The Daily Provisions cornerstone was recognised to be a big challenge. It comprised not only a convenience store range of grocery but also weigh-out delicatessen in the larger stores, and even cigarettes and tobacco. Despite the company's poor showing in this market in the 1970s, the cornerstone strategy considered such ranges essential to build daily shopper numbers. It set out a major investment programme which was intended to modernise the facilities both on the salesfloors and behind the scenes. A group of twenty stores was identified to pioneer the new approach. Each got a full refurbishment and re-opened with a new delicatessen counter, a grocery section and an up-scale offer of bread, cakes and take-away food. With this investment the offer looked credible and started to build sales, in marked contrast to run-down suburban stores like Catford in South East London, which is illustrated above.

 

Some of the range of housewares that graced the shelves of Woolworth stores in the run-up to Christmas 1983

 

 

The final cornerstone was Homewares and Household Goods. This had been a longstanding strength for Woolworths. While the Board's strategic review had noted that the overall market was in decline, it remained huge. The existing Woolworth range look drab and tired. It was believed that a makeover could soon restore the chain's fortunes in this area, offering up-to-date basic designs at rock bottom prices.  An early example of this policy in action was the decision to switch from dark brown buckets and bowls to fashionable red and buttermilk shades.

 

The cornerstone Woolworths in High Street, Maidenhead, Berkshire, pictured in 1985. This was one of the first wave of stores after the company changed its name to include an 'S'. Alternative store front and fascia designs were tested in Orpington, Bedford, East Kilbride, Stockport and Goole.Both Store Managers and Head Office personnel were encouraged by the presentation. They accepted the need for change, and saw the sense in weeding out the poor sellers while building on the strengths that had been developed in the Seventies. All agreed it made sense to clear dead stock and release the cash to reinvest.

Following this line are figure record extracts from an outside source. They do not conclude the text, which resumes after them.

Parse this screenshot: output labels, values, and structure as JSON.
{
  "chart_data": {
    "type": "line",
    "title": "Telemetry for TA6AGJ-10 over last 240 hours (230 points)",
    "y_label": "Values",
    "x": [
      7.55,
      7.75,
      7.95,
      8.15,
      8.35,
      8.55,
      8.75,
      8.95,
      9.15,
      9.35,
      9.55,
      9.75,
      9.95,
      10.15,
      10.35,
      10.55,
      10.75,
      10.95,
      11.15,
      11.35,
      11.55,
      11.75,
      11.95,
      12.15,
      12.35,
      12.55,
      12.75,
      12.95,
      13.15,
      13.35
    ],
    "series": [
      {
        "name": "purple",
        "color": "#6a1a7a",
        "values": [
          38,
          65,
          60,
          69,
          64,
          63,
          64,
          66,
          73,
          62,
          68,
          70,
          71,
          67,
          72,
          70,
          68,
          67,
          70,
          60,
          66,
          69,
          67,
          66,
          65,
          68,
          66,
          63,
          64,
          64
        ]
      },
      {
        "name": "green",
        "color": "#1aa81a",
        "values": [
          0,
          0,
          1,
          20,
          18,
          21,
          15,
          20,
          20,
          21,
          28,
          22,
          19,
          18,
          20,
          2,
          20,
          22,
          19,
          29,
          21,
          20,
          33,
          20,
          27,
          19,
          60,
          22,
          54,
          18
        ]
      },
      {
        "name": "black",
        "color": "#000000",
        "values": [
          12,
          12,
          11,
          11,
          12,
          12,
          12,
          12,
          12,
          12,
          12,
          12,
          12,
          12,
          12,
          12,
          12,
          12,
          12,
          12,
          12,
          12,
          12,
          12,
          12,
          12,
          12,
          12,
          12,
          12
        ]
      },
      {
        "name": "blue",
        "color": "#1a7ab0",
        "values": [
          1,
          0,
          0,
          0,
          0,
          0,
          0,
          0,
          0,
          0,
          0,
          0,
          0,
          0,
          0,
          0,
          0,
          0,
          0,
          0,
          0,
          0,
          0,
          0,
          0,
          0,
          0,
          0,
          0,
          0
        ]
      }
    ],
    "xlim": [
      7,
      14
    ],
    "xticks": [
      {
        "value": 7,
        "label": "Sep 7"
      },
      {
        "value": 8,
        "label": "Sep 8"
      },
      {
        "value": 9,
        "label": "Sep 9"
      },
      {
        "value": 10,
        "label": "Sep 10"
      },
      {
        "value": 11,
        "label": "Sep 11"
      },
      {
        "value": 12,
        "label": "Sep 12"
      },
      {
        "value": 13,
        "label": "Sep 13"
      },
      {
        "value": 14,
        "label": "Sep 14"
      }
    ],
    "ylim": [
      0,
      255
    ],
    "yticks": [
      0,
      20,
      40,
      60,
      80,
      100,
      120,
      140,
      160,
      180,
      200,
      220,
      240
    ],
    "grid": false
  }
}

They flocked in droves to see the new-look stores, badged 'Woolworths' for the first time. Most left uplifted and hopeful. But the new Strategy was dead in the water. A hostile bid from Dixons contrasted the high returns from B&Q with the slow turnaround at Woolworth, forcing the Board to find a cheaper, more radical solution. So after just two years, new Delicatessen Counters were thrown out, as the stores implemented Operation Focus.